Still, Astorino, believing he was undercut by a secret deal, said he will hold a news conference Wednesday in Manhattan to call on both governors to step down because they “abused their gubernatorial powers.” Christie, while leading the RGA, said he didn’t want the committee to invest in “lost causes,” referring to Astorino’s 2014 bid against Cuomo, a Democrat.
“Today’s damning testimony that confirms Governors Christie and Cuomo were colluding to cover up the Bridgegate scandal is exactly what we suggested was happening at the time,” Astorino said in a statement. “Both Christie and Cuomo grossly abused their gubernatorial powers, and Mr. Christie abused the power of the Republican Governors Association to help a Democrat get re-elected. If corroborated, they should both resign their offices.”

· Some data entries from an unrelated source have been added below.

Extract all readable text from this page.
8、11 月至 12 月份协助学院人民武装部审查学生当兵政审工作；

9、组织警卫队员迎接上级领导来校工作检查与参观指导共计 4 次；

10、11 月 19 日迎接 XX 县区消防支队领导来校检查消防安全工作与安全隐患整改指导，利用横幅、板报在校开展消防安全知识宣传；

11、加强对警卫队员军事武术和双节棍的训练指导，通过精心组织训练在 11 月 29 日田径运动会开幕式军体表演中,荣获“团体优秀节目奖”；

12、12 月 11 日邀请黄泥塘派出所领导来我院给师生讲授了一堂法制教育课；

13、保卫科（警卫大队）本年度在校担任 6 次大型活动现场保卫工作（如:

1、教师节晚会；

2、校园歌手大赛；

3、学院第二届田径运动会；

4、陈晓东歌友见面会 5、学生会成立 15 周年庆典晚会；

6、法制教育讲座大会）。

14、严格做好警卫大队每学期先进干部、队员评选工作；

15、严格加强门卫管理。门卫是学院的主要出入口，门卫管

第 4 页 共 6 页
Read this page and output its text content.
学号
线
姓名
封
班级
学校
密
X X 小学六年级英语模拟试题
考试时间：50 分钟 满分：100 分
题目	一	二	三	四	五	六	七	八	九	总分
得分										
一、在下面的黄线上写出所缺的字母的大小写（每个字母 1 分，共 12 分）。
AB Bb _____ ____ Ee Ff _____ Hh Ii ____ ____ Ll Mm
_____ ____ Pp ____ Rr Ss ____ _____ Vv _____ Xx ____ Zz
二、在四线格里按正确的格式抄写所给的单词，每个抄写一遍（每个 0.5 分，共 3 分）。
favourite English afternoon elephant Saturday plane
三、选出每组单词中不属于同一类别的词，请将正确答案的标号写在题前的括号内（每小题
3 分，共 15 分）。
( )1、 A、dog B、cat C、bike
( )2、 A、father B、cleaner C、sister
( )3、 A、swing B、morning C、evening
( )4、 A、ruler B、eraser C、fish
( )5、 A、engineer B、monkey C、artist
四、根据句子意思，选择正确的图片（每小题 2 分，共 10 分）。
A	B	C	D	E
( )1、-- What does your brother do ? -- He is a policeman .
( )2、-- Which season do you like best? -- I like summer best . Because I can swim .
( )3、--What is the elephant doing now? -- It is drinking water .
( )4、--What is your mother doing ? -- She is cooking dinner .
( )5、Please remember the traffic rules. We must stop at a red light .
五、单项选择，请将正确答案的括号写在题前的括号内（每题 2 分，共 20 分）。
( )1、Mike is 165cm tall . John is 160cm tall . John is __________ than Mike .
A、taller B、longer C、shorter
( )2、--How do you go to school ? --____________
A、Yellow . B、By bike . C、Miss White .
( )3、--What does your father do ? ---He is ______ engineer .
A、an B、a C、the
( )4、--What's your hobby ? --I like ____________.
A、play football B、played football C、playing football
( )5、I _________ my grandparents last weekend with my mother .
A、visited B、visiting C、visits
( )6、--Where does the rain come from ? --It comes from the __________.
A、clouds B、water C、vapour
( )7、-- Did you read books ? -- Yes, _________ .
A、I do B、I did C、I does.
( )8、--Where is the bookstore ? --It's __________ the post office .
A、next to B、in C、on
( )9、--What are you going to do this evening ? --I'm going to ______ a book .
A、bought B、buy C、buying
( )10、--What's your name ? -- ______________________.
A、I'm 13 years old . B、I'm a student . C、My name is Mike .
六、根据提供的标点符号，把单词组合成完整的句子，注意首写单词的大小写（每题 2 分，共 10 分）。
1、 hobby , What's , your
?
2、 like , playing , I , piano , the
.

A Cuomo spokesman said the governor’s Republican rival — who is considering running again in 2018 — was relying on “hearsay” from a “felon,” a reference to Wildstein’s guilty plea in the Bridgegate matter.
“Astorino to seeking to re-litigate his losing campaign by bear hugging a felon’s hearsay testimony on things that never happened,” Cuomo aide Rich Azzopardi said.
Separately, here is the statement from Cuomo aide John Kelly on Wildstein’s testimony:
“The only role New York played in this episode was a positive one: It was our executive director who blew the whistle and ordered the bridge reopened. To be clear, no such conversation between the governors happened, in fact no report of any kind was ever done, and whatever the admitted ‘Bridgegate’ architect thought or dreamt about New York’s involvement has no basis in fact. Anyone can say anything, especially a convicted felon spinning a tale, but it’s just false and delusional.”